Vers l'abrogation du délit ?

Ce n'est pas la première fois que la CEDH s'attaque au contenu de la loi de 1881. En 2002, elle avait obtenu de la France l'abrogation d'un délit très proche : celui d'"offense à chef de l'État étranger", qui permettait à ces derniers, par leur seul statut, de se soustraire à la critique. En l'occurrence, l'affaire opposait le roi du Maroc à la direction du Monde , accusée d'allégations offensantes. 

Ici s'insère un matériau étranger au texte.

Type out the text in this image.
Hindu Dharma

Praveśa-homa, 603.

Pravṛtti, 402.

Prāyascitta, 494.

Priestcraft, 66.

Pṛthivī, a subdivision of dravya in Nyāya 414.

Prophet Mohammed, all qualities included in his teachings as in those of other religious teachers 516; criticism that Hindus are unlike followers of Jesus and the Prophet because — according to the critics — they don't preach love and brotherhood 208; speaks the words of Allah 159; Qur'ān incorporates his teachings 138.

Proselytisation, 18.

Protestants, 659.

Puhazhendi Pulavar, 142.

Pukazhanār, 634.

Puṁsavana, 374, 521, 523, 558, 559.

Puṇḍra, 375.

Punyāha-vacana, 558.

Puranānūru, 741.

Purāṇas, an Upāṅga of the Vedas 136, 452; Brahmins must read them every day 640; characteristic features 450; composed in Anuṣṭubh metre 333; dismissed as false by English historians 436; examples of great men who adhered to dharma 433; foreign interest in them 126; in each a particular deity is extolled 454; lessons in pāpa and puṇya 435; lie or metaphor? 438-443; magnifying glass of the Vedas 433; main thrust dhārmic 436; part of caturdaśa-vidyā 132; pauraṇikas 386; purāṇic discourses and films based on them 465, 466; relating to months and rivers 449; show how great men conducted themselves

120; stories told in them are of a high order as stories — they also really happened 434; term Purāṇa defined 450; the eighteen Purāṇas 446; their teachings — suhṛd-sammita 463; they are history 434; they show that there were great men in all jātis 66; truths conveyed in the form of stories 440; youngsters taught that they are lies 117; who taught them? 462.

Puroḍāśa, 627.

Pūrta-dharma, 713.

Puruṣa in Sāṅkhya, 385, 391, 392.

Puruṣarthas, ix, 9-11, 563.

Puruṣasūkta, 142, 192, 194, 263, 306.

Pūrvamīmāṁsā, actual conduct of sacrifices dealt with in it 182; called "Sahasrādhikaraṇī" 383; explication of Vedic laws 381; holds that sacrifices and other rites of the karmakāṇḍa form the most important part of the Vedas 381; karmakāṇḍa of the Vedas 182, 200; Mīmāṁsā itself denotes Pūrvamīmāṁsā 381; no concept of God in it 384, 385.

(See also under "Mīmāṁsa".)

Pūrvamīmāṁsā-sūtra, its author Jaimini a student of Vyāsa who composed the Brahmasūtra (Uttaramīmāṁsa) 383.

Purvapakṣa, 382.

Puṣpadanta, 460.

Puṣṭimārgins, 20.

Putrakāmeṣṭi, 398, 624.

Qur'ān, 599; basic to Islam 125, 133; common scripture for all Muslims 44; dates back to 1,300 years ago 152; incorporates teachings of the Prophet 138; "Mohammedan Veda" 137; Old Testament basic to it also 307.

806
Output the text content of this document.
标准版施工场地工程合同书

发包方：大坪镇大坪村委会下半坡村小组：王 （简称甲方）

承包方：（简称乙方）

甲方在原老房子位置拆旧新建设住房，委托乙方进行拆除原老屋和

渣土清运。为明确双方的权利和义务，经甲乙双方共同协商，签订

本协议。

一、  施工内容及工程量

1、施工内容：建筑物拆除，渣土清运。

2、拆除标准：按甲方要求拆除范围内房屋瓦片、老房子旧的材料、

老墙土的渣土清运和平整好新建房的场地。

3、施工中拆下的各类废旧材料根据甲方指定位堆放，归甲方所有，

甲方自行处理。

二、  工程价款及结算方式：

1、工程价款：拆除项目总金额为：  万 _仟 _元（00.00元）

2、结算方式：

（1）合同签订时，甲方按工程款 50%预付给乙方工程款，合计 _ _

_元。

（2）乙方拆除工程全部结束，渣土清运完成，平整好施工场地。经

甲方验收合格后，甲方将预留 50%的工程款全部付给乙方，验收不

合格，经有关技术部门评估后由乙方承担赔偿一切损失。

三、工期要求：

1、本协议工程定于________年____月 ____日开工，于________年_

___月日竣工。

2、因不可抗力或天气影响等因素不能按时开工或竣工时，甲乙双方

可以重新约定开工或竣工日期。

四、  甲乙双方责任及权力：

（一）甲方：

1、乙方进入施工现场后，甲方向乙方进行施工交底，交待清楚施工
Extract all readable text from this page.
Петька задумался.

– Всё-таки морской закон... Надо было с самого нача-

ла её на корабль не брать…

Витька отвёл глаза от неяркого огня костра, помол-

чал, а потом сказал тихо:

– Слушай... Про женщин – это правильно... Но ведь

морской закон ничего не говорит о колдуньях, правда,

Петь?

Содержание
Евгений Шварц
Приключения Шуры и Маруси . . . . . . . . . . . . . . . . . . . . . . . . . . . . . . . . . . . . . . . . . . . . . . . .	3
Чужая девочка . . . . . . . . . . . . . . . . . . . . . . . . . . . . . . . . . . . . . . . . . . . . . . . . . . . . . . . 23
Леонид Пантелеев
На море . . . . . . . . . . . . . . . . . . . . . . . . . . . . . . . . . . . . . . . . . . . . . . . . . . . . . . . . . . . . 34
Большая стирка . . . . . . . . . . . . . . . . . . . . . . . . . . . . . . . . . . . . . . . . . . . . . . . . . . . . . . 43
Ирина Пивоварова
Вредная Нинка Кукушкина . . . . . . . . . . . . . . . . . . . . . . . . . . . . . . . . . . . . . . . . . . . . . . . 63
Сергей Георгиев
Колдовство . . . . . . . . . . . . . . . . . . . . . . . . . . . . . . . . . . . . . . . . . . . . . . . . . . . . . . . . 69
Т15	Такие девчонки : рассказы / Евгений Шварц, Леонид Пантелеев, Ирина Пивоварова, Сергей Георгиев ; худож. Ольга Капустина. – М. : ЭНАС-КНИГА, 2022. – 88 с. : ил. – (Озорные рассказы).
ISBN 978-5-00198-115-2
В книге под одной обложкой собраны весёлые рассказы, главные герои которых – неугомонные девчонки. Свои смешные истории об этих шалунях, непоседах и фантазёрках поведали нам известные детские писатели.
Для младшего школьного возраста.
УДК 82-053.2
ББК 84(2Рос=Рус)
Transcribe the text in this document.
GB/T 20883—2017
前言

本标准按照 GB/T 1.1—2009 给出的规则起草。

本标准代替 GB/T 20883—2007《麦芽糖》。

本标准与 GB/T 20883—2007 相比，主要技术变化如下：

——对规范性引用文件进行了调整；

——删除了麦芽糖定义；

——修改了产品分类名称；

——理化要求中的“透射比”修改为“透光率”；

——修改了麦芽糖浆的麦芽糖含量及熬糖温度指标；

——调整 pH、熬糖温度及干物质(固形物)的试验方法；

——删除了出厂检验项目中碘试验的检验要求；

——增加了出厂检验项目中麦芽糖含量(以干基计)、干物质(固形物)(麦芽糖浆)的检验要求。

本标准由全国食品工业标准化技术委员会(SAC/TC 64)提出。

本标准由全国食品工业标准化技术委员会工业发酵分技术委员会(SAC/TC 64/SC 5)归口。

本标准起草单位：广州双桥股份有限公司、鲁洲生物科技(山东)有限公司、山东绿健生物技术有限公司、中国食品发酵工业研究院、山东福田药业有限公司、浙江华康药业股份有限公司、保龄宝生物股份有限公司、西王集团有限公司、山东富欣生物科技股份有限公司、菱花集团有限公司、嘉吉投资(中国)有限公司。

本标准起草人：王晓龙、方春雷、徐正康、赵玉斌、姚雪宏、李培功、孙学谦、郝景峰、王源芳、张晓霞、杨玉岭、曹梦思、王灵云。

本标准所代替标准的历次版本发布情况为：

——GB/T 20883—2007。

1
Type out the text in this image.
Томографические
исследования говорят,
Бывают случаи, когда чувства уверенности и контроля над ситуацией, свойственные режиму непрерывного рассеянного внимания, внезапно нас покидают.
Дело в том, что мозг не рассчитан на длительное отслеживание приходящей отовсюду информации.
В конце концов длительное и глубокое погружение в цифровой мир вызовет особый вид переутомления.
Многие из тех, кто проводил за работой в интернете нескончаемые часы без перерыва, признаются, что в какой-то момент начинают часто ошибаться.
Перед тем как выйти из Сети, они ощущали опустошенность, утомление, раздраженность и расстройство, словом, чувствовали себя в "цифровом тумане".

Hervé Éon n'en attendait donc pas moins de cette Cour ce jeudi. L'homme du "Casse-toi pov'con" espérait que les juges allaient démontrer une bonne fois pour toute l'incompatibilité de ce délit avec la liberté d'expression. Las, les magistrats de Strasbourg s'en sont tenu aux faits, estimant que son affichette était "littéralement offensante ", mais qu'il s'agissait là d'une critique "de nature politique ", à laquelle un homme politique s'expose "inévitablement et consciemment ". Elle a aussi souligné "le registre satirique ", pour lequelle recours à une sanction pénale apparaît "disproportionnée ". Explication de texte, sur Twitter, par le même Maître Éolas :

Regrets d'Hervé Éon, pour qui "le combat politique continue pour obtenir l'abrogation de ce délit d'offense au chef de l'État ". "Abrogez le délit d'offense au président ! ", a également (re)clamé Jean-Luc Mélenchon, dans un communiqué ce jeudi.